La sua cifra stilistica si inserisce perfettamente nella tradizione della canzone d’autore italiana, da Baglioni a Venditti, passando per Tiziano Ferro. Ma lo fa con un’estetica nuova, vicina ai codici dell’hip hop sentimentale, senza però adottarne i toni eccessivi o machisti.

Ultimo non crea musica per “stupire” o per “sfidare” il pubblico. La sua musica abbraccia. Parla a chiunque si sia sentito escluso, a chiunque cerchi un senso, un appiglio. È una musica che consola, più che una musica che interroga.

In un’epoca in cui la musica è ovunque – streaming, social, video – il concerto dal vivo acquista un valore sacrale. Sì, esserci di persona conta più della musica, almeno nell’evento stesso. In un mondo iperconnesso, dove tutto è riproducibile in streaming, l’esperienza live diventa un valore in sé: un’occasione unica, una prova di appartenenza, un gesto simbolico.

Il concerto, lo sappiamo, è un rito collettivo, una forma di liberazione emotiva, soprattutto dopo anni segnati dalla pandemia. L’evento live è vissuto come un atto sociale, non solo musicale. È un momento di auto-narrazione pubblica, da condividere sui social, da ricordare come esperienza personale.

Essere lì non è più solo ascoltare: è vivere un’esperienza unica, collettiva, vera. È qualcosa che non si può replicare su Spotify o YouTube.

Il live diventa un atto di presenza e fedeltà; un’esperienza da ricordare e raccontare; un gesto culturale.

Il record di Ultimo non è solo una questione di numeri. È la prova che oggi la musica vive in una nuova dimensione: quella dell’esperienza condivisa. Ultimo ha intercettato una generazione in cerca di senso, ha costruito un’identità collettiva fatta di fragilità e speranza, e ha creato attorno alla sua musica un luogo simbolico di appartenenza.

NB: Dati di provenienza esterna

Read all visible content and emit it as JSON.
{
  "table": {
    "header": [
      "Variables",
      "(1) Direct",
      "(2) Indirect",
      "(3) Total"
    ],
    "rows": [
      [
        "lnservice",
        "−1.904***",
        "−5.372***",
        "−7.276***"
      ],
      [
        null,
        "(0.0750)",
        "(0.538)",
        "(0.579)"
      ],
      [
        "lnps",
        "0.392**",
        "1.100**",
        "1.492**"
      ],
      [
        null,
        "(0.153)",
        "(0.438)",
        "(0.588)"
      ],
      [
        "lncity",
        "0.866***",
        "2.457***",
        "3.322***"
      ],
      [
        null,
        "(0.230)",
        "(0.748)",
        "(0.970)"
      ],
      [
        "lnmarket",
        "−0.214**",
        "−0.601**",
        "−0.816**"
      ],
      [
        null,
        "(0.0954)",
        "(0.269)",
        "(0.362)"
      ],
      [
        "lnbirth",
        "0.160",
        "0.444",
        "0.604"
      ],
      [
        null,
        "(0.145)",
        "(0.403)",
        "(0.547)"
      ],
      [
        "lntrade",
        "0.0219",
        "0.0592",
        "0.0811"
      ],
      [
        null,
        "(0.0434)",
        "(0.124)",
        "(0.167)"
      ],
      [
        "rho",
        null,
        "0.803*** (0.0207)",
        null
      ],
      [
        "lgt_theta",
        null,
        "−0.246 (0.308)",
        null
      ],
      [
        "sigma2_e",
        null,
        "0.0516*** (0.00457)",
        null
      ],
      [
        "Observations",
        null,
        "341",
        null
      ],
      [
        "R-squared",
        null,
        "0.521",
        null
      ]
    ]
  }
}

Ultimo non è solo l’artista dei record. È la dimostrazione vivente che, anche in tempi incerti, la connessione emotiva batte tutto: le mode, le classifiche, persino la critica. Riempie un vuoto, quel grande vuoto culturale, spirituale, politico, che è la realtà del mondo di oggi. Incarna la figura dell’outsider vincente, il ragazzo “normale” che ce l’ha fatta, rimanendo fedele a se stesso. Questo lo rende un riferimento forte in un’epoca in cui i giovani cercano figure in cui riconoscersi, più che idoli da venerare. E ci ricorda che la musica, quando è autentica, non ha bisogno di spiegazioni. Solo di ascolto. E di presenza.